In the guise of decentralization, EOS has attempted in the past to ratify a constitution, learning their own unique way that “code is law” sounds better on Medium than in practice. “Let’s create a representative democracy where token holders just vote directly” sounds great in theory till you realize that voting power is proportional to the amount of EOS you own (spoiler: you don’t own any relative to those in power).
Weiss Cryptocurrency Rankings found earlier this year that EOS had a Gini of 97 in what they tastefully described as a “feudal kingdom with indentured servants.” While the Weiss rankings are themselves flawed—as are all attempts to “rank” or grade cryptocurrency projects—the fact that EOS is universally seen as ruled-by-the-rich is incredibly damning.
Earlier this year, EOS saw issues resulting from this supposedly-democratic process when a block producer froze many accounts without going through the arbitration process prescribed by the aforementioned EOS Core Arbitration Forum, controlled again by—you guessed it—insiders.
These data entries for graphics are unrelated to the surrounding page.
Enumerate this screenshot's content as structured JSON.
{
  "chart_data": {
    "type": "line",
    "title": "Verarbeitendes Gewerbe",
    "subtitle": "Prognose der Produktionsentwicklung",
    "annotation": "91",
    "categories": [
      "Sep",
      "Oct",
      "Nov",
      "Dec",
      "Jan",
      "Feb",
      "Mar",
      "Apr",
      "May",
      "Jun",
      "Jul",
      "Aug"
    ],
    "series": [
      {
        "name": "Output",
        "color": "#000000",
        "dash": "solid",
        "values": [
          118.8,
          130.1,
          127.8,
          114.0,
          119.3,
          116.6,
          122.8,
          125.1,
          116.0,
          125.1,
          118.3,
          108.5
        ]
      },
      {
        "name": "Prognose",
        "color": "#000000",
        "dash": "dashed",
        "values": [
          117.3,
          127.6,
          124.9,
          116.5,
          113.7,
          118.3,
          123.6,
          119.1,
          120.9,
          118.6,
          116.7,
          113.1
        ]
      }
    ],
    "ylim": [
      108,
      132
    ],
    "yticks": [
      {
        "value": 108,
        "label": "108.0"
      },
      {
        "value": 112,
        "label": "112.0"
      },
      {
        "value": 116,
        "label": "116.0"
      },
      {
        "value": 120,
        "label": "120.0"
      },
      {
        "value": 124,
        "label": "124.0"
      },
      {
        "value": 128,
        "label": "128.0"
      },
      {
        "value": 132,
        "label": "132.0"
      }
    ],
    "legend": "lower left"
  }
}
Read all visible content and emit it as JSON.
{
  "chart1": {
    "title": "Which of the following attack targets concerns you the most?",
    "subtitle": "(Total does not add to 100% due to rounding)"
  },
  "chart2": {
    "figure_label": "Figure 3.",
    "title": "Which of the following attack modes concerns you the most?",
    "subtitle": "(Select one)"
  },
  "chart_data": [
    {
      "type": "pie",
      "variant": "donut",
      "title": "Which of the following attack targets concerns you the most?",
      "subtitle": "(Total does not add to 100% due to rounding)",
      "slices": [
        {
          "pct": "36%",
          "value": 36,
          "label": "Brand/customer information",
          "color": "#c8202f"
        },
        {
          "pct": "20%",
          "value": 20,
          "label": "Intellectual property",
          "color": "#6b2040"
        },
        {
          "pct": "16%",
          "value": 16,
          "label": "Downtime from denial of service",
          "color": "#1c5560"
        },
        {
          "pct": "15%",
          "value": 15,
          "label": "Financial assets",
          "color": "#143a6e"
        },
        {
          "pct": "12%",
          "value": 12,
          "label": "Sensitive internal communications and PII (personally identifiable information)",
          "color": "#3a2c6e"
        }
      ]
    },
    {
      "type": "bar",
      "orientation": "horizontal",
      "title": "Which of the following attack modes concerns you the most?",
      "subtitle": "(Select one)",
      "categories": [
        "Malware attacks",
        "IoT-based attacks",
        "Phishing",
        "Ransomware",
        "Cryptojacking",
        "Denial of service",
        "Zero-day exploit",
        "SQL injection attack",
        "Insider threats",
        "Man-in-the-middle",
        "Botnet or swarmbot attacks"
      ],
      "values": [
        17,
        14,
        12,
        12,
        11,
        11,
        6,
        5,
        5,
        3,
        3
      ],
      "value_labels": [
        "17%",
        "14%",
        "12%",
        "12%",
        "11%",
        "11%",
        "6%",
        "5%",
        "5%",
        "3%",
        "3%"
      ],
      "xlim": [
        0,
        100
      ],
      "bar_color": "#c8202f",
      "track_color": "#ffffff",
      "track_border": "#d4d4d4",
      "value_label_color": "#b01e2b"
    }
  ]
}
The idea that EOS has underlying security and trust holes isn’t a novel idea but EOS lacks the Szabo-ian social scalability other networks like Bitcoin and Ethereum cherish dearly. Due to the EOS blockchain’s reliance on human-interpreted constitutions, the trust-minimization in the system is poor. As a result, the system lacks the social scalability present in other public blockchains. Despite the failures of their experiments, the “ever-efficient” crypto markets currently have it firmly as the 6th largest cryptocurrency by market cap.
It’s clear what EOS is not: a decentralized, socially scalable smart control protocol and native internet money. It’s clear what EOS is: a heavily centralized network controlled by insiders that serves to enrich its creators and early backers.
This hints at some core problems: is the end state of blockchains that implement shareholder governance models that they all morph into a plutocracy? Are malicious actions (e.g. vote buying, rule-of-the-rich) desirable outcomes in what was initially billed as an attempt to democratize the architecture of the internet? We wanted open systems that enable us to sever ourselves from large internet monopolies, but it seems like we just swapped out King Zuck for King Dan.
Dan Larimer, EOS founder, is a serial launcher-of-cryptocurrency-networks. His prior art includes Bitshares, a 2014-era stablecoin experiment and Steemit, a social network that ran on its own blockchain. Both of these projects are in a state of disarray, with Dan exiting both projects to build the EOS vision. Recently, news site Steemit announced laying off 70% of their staff given recent price action while token supporters claim that everything is fine.
More recently, Dan announced in what may be a tongue-in-cheek comment (who can really tell at this point), that despite working on the EOS security model, he is interested in creating a hypothetical new token that’s distinctly different from EOS. This new token “would be immutable, non-programmable, and limited to a currency role.” If you ask me, that sounds an awful lot like another token created by some anonymous dude over 10 years ago.
For now, the EOS money printing machine seems to be profitable. Even at $2 EOS, the top BPs can earn in excess of $500k/yr where the server costs and opex (a barebones team) required to keep their systems running are minimal.
I’m not sure what the EOS community can do to rectify the fatal political problems in the ecosystem as this point. Perhaps it’ll be flushed out in this cryptocurrency bear market, but one thing’s for sure: watching cryptocurrency enthusiasts re-discover basic learnings from political science and capital markets will never cease to be fun.